Three Wee Crows is a very talented theatre company based in Taynuilt in Argyll, with its director David Price. The ‘three wee crows’ are three women performers of astonishing versatility and focus.
The company has a track record of creating and performing new work and often in spaces well beyond formal performance venues – in, for example, the intrinsically theatrical St Conan’s Kirk in Lochawe and the powerful preserved industrial remains of the Bonawe Iron Furnace in Taynuilt itself.
Agyll and Bute Council is to be congratulated for its initiative in commissioning a new performance, Home fires, broken sons, from Three Wee Crows for a performance in Helensburgh’s Victoria Halls on Sunday 15th May.
This will be part of the Clydeside town’s weekend of events presented in commemoration of the centenary of the Battle of Jutland.
It is good to see Helensburgh at last having the nous to play the advantage of its own role in 20th and 21st century naval defence capabilities. It is the UK National Submarine Base, in the strategically advantageous location of the waterways of the Firth of Clyde. Whatever the outcome of the disputed renewal of the nuclear armed Trident submarine force, Faslane will remain integral to the UK’s submarine operations, for as long as Scotland is a member of the union.
By establishing a submarine museum, a major enterprise that will be a unique attraction for Helensburgh; and by seizing hold of what it can contribute to the nationwide Battle of Jutland centenary commemorations, Helensburgh can cement awareness of its role as host to the UK national submarine base at Faslane.
The naval battle, off the Jutland peninsula in the north of Denmark, was the single full-on surface fleet engagement of the first World War, involving around 250 ships and 100,000 men.
It took place between the British Grand Fleet, based in Scapa Flow in Orkney and the German High Seas Fleet, over 31st May and 1st June 1916, with most of the action taking place after nightfall on 31st May and into the morning.
Naval historians mark the battle not just as a turning point of the WW1 war at sea but for successful classic naval ‘deployments’ [a term with a specific naval meaning in battle formations] used by both sides. Britain’s Admiral Jellicoe performed a 90 degree wheel of his fleet to port, bringing them into a single battle line and getting between the German Fleet and their retreat back to base.

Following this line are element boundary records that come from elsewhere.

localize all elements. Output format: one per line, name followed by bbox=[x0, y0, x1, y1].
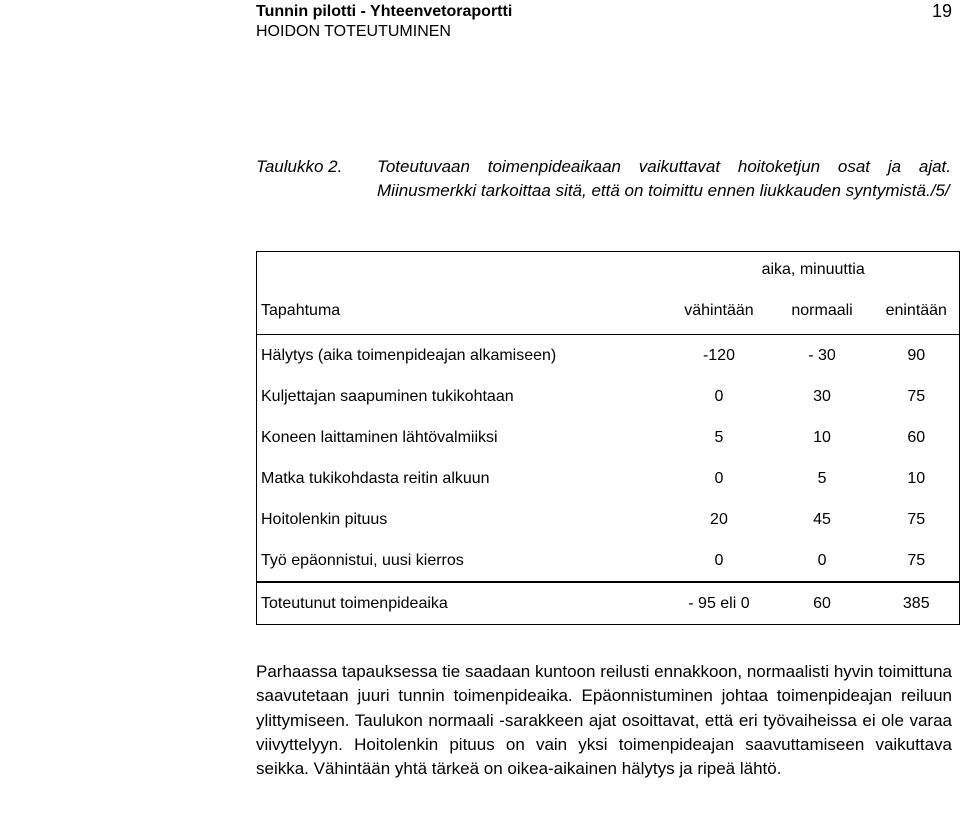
min-cell: 5 bbox=[714, 428, 724, 446]
table-total-row bbox=[257, 582, 960, 625]
normal-cell: - 30 bbox=[771, 335, 874, 377]
max-cell: 75 bbox=[907, 510, 926, 528]
min-cell: 0 bbox=[714, 387, 724, 405]
page-number: 19 bbox=[931, 1, 952, 21]
normal-cell: 45 bbox=[813, 510, 831, 528]
group-header-cell bbox=[667, 252, 959, 289]
header-edge-cell bbox=[959, 252, 960, 289]
max-cell: 75 bbox=[907, 387, 926, 405]
event-cell: Työ epäonnistui, uusi kierros bbox=[257, 540, 668, 582]
table-column-header-row bbox=[257, 288, 960, 335]
row-edge-cell bbox=[959, 499, 960, 540]
time-table bbox=[256, 251, 960, 625]
row-edge-cell bbox=[959, 417, 960, 458]
total-event-cell: Toteutunut toimenpideaika bbox=[257, 582, 668, 625]
table-row bbox=[257, 417, 960, 458]
header-spacer-cell bbox=[257, 252, 668, 289]
event-cell: Hoitolenkin pituus bbox=[257, 499, 668, 540]
total-normal-cell: 60 bbox=[771, 582, 874, 625]
row-edge-cell bbox=[959, 288, 960, 335]
table-row bbox=[257, 458, 960, 499]
max-cell: 90 bbox=[874, 335, 959, 377]
event-cell: Kuljettajan saapuminen tukikohtaan bbox=[257, 376, 668, 417]
report-title: Tunnin pilotti - Yhteenvetoraportti bbox=[256, 3, 513, 20]
table-row bbox=[257, 499, 960, 540]
normal-cell: 10 bbox=[813, 428, 831, 446]
table-header-row bbox=[257, 252, 960, 289]
event-cell: Hälytys (aika toimenpideajan alkamiseen) bbox=[257, 335, 668, 377]
column-header-min: vähintään bbox=[684, 302, 754, 319]
row-edge-cell bbox=[959, 540, 960, 582]
table-row bbox=[257, 376, 960, 417]
table-row bbox=[257, 335, 960, 377]
total-max-cell: 385 bbox=[874, 582, 959, 625]
event-cell: Koneen laittaminen lähtövalmiiksi bbox=[257, 417, 668, 458]
row-edge-cell bbox=[959, 335, 960, 377]
max-cell: 10 bbox=[907, 469, 926, 487]
max-cell: 60 bbox=[907, 428, 926, 446]
event-cell: Matka tukikohdasta reitin alkuun bbox=[257, 458, 668, 499]
table-caption-text: Toteutuvaan toimenpideaikaan vaikuttavat hoitoketjun osat ja ajat. Miinusmerkki tarkoittaa sitä, että on toimittu ennen liukkauden syntymistä./5/ bbox=[377, 157, 951, 200]
column-header-event: Tapahtuma bbox=[257, 288, 668, 335]
normal-cell: 30 bbox=[813, 387, 831, 405]
total-min-cell: - 95 eli 0 bbox=[667, 582, 770, 625]
row-edge-cell bbox=[959, 582, 960, 625]
min-cell: -120 bbox=[667, 335, 770, 377]
table-caption-label: Taulukko 2. bbox=[256, 157, 343, 176]
row-edge-cell bbox=[959, 376, 960, 417]
body-paragraph: Parhaassa tapauksessa tie saadaan kuntoon reilusti ennakkoon, normaalisti hyvin toimittuna saavutetaan juuri tunnin toimenpideaika. Epäonnistuminen johtaa toimenpideajan reiluun ylittymiseen. Taulukon normaali -sarakkeen ajat osoittavat, että eri työvaiheissa ei ole varaa viivyttelyyn. Hoitolenkin pituus on vain yksi toimenpideajan saavuttamiseen vaikuttava seikka. Vähintään yhtä tärkeä on oikea-aikainen hälytys ja ripeä lähtö. bbox=[256, 662, 952, 779]
min-cell: 0 bbox=[714, 551, 724, 569]
min-cell: 20 bbox=[710, 510, 728, 528]
table-row bbox=[257, 540, 960, 582]
row-edge-cell bbox=[959, 458, 960, 499]
min-cell: 0 bbox=[714, 469, 724, 487]
normal-cell: 5 bbox=[817, 469, 827, 487]
column-header-normal: normaali bbox=[791, 302, 853, 319]
column-header-max: enintään bbox=[885, 302, 947, 319]
section-heading: HOIDON TOTEUTUMINEN bbox=[256, 23, 451, 40]
max-cell: 75 bbox=[907, 551, 926, 569]
time-group-header: aika, minuuttia bbox=[761, 261, 865, 278]
normal-cell: 0 bbox=[817, 551, 827, 569]
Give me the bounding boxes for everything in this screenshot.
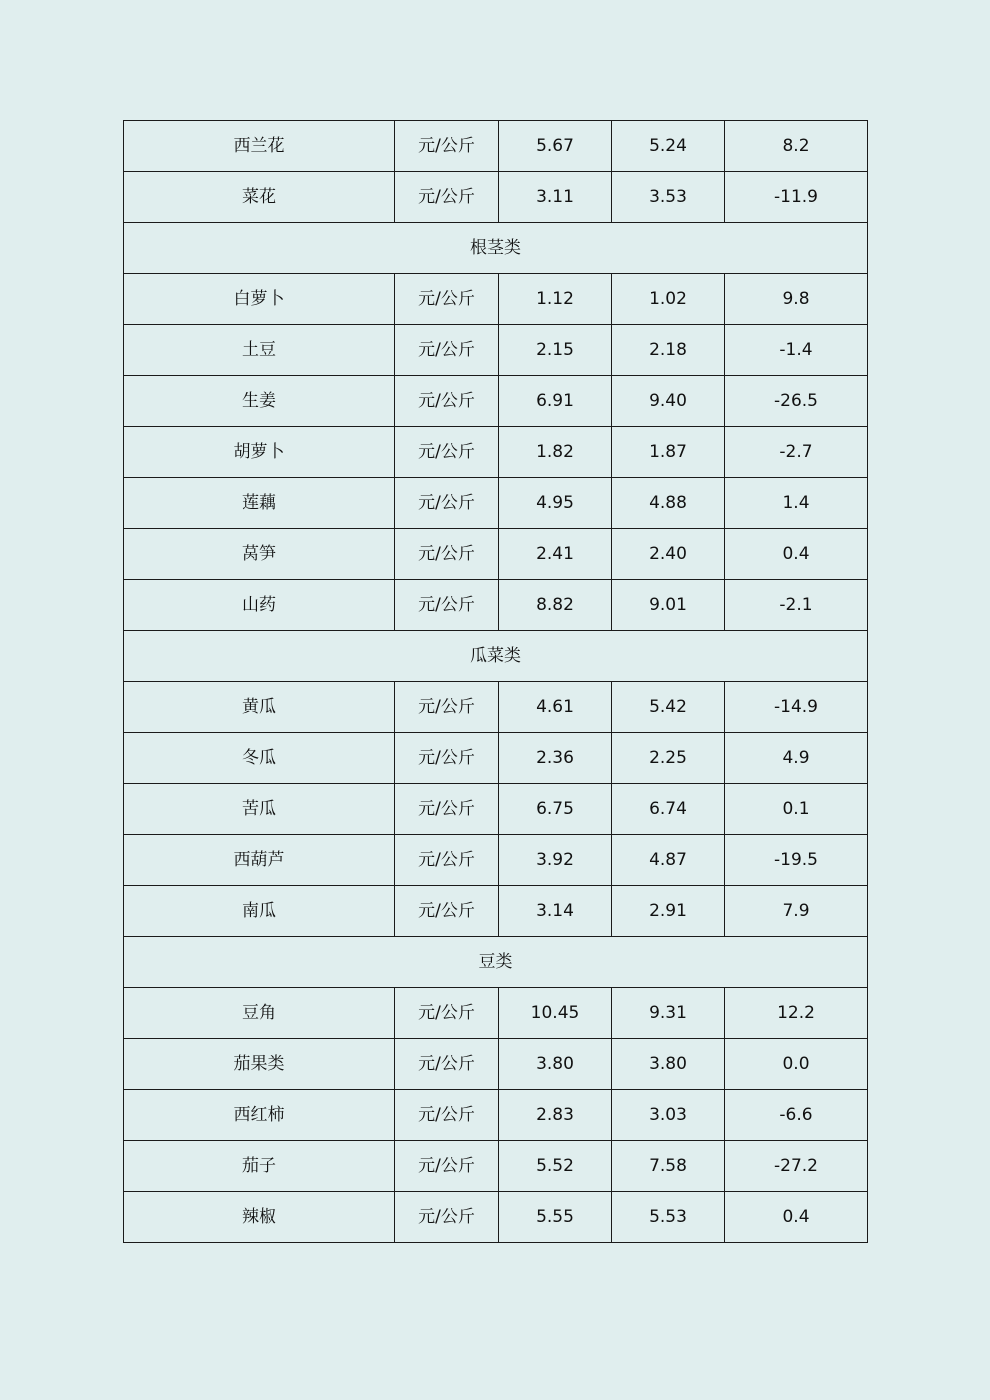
price-current-cell: 1.82 [499,427,612,478]
vegetable-name-cell: 茄果类 [124,1039,395,1090]
price-previous-cell: 9.40 [612,376,725,427]
vegetable-name-cell: 苦瓜 [124,784,395,835]
change-percent-cell: 0.0 [725,1039,868,1090]
change-percent-cell: 9.8 [725,274,868,325]
vegetable-name-cell: 莴笋 [124,529,395,580]
price-current-cell: 4.61 [499,682,612,733]
section-label: 瓜菜类 [124,631,868,682]
vegetable-name-cell: 黄瓜 [124,682,395,733]
table-row [124,835,868,886]
vegetable-name-cell: 莲藕 [124,478,395,529]
unit-cell: 元/公斤 [395,1141,499,1192]
change-percent-cell: -11.9 [725,172,868,223]
unit-cell: 元/公斤 [395,835,499,886]
vegetable-name-cell: 西葫芦 [124,835,395,886]
price-previous-cell: 2.91 [612,886,725,937]
table-body [124,121,868,1243]
vegetable-name-cell: 冬瓜 [124,733,395,784]
price-current-cell: 8.82 [499,580,612,631]
unit-cell: 元/公斤 [395,478,499,529]
price-previous-cell: 5.24 [612,121,725,172]
vegetable-name-cell: 土豆 [124,325,395,376]
price-current-cell: 1.12 [499,274,612,325]
unit-cell: 元/公斤 [395,1039,499,1090]
table-row [124,580,868,631]
price-previous-cell: 4.88 [612,478,725,529]
change-percent-cell: 7.9 [725,886,868,937]
table-row [124,784,868,835]
price-previous-cell: 2.25 [612,733,725,784]
price-previous-cell: 5.42 [612,682,725,733]
change-percent-cell: -19.5 [725,835,868,886]
price-previous-cell: 6.74 [612,784,725,835]
vegetable-price-table [123,120,868,1243]
price-current-cell: 4.95 [499,478,612,529]
section-label: 根茎类 [124,223,868,274]
change-percent-cell: 0.4 [725,529,868,580]
section-label: 豆类 [124,937,868,988]
vegetable-name-cell: 辣椒 [124,1192,395,1243]
change-percent-cell: -14.9 [725,682,868,733]
vegetable-name-cell: 胡萝卜 [124,427,395,478]
unit-cell: 元/公斤 [395,121,499,172]
price-current-cell: 2.83 [499,1090,612,1141]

Then Germany’s Admiral Reinhard Scheer performed three successive 180 degree tuns away to escape, under cover of darkness, through the light forces at the rear of the Grand Fleet – and head for home.
The battle was effectively a draw, with both sides claiming the win, although Britain lost more ships and twice as many sailors – at 6,784 men and 111,000 tons, with German losses at 3,058 men and 62,000 tons.
Jellicoe had failed to press his advantage to a conclusion. Scheer had failed to destroy a significant percentage of the British Grand Fleet, to try to level the contest in which Britain had a powerful material advantage in the numerical strength and nature of the navy built by First Sea Lord, Jackie Fisher.
The key outcomes which allowed the battle to be understood later as the tuning point of the war at sea in WW1, were that:
- Britain retained control of the North Sea;
- Germany never again tried conclusions in fleet engagements with the Grand Fleet. She turned her effort instead to attacking merchant shipping – a strategy continuing in World War 2 – working to try to bring Britain down by attacking its supply lines and starving its island nation.
This shifted the German naval focus from surface warships to the fabled U-boats – which sort of brings us back to Helensburgh and its role in today’s naval defence capability.
Home fires, broken sons will, as its title suggests, focus on the sharp contract between the nightmare of frontline fighting and its impact on domestic life in the families and communities of the west coast of Scotland. It will involve music, dance, poetry and multi-media to bring its vignettes to life.
There will be two performances, both on Sunday 15th May in Helensburgh’s Victoria Halls – at 2pm and 5pm.
Tickets are available from Helensburgh Library [phone 01436 658833] – and booking is imperative.